Dear Jason,
I have gotten some calculation results using FAST for the 5MW-OC3-Hywind model, and from the OC3 report in Chapter 5, I found some analysis for the “effective RAOs”, but I don’t really get it.
The report mentioned that the definition for the “effetive RAOs” was the difference in response amplitudes between nonlinear time-domain simulations run with and without wave excitation.
But from what I’ve got, for constant wind and regular wave excitation of one specific frequency, the system might response in different frequencies, and therefore what defines the “amplitude of the motion” under this specific frequency in such case?
I’ve attached a memo that I wrote to the OC3 group when we were working through the “effective RAO” load case (load case 5.4). This memo should answer all your questions about what is meant by “effective RAO”.
Note: after the memo was written, we decided in OC3 to run load case 5.4 at 8 m/s instead of at 11.4 m/s about which the memo was written.
Dear Jason,
Thanks for replying fast.
I’ve read the memo, and that really helps.

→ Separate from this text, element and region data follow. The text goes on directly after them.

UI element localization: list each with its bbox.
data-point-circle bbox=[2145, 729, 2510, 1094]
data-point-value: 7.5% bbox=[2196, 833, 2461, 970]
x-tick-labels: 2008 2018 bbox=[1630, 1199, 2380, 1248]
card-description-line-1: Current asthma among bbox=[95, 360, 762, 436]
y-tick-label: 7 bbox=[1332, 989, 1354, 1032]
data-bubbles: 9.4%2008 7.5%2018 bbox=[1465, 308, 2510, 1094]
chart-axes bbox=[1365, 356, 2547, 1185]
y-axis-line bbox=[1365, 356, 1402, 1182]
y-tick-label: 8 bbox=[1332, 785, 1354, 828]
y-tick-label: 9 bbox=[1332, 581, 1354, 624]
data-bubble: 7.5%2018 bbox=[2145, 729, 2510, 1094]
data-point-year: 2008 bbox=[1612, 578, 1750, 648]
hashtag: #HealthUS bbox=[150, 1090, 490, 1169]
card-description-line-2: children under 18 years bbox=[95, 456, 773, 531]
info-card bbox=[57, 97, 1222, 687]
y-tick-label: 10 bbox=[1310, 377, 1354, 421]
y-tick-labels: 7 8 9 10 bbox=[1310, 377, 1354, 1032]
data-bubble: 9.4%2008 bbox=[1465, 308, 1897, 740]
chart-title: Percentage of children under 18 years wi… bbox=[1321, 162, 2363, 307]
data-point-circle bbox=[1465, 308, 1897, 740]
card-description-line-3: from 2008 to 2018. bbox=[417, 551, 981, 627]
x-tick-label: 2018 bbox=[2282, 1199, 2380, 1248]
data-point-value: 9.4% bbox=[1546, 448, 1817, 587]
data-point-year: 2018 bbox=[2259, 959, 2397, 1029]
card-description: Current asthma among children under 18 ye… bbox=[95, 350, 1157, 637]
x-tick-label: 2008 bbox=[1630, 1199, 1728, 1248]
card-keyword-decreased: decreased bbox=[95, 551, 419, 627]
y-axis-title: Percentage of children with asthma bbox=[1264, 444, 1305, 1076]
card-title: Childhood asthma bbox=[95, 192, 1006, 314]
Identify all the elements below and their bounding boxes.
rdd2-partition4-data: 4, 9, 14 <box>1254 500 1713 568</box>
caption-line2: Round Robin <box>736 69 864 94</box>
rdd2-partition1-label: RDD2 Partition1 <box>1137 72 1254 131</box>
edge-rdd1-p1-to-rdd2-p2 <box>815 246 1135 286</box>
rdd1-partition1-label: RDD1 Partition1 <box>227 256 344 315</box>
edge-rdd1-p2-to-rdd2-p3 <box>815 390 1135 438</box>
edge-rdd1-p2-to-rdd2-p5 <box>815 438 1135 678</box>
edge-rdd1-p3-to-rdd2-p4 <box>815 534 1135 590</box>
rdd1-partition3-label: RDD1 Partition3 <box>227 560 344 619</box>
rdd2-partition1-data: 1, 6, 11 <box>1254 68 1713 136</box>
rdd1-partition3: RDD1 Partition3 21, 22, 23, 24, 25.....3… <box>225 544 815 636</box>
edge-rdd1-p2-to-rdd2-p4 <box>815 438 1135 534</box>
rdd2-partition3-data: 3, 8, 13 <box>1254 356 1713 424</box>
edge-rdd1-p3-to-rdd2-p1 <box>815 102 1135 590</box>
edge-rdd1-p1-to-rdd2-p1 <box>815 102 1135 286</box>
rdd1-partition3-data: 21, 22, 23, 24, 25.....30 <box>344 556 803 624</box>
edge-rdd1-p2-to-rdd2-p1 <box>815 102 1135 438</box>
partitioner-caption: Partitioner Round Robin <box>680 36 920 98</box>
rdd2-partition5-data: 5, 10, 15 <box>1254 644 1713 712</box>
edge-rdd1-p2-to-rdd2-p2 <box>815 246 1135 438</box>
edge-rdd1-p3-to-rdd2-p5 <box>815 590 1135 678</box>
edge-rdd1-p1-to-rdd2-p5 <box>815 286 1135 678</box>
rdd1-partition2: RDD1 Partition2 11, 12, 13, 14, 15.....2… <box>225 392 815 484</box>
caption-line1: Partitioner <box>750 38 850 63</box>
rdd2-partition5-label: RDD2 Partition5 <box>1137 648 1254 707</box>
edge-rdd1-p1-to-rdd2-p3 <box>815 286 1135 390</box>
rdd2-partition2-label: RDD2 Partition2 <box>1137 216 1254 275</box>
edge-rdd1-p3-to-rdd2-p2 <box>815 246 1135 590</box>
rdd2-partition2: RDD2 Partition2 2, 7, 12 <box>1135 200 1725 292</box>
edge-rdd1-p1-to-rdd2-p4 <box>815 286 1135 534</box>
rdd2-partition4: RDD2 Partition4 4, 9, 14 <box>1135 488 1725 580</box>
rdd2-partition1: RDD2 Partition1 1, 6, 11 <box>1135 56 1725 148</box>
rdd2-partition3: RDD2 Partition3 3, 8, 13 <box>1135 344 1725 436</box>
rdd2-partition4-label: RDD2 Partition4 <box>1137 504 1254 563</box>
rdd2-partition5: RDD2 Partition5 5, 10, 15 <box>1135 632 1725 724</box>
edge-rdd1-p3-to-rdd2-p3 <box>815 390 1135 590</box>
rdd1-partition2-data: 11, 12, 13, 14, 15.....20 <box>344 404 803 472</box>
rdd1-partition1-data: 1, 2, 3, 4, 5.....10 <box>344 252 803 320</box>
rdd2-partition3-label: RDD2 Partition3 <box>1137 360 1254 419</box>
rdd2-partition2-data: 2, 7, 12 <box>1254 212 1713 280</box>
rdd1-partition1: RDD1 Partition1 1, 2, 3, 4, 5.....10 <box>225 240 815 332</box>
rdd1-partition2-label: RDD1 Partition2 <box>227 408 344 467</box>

But I still have some confusions. Is it right that you designed the definition of “effective RAO” to evaluate the response induced merely by waves so that you used the quasi-steady response after a certain simulating time?
Here is a result of platform surge time series under the constant wind 8m/s and regular wave of 0.7rad/s. For what I can see, the motion of the platform reached stable at about 600s. And a significant low-frequency response could be found before 600s. Is this low-frequency response just neglected here?
The short answer is “yes.” The large-amplitude low-frequency response you show at the start of the simulation is a start-up transient resulting from the choice of initial conditions that don’t coincide with periodic oscillations about the mean position characteristic of an RAO. The start-up transients could be reduced considerably by choosing initial conditions closer to the mean position of the structure for the given mean wind speed. Whatever start-up transients remaining should be ignored in the effective AO calculation.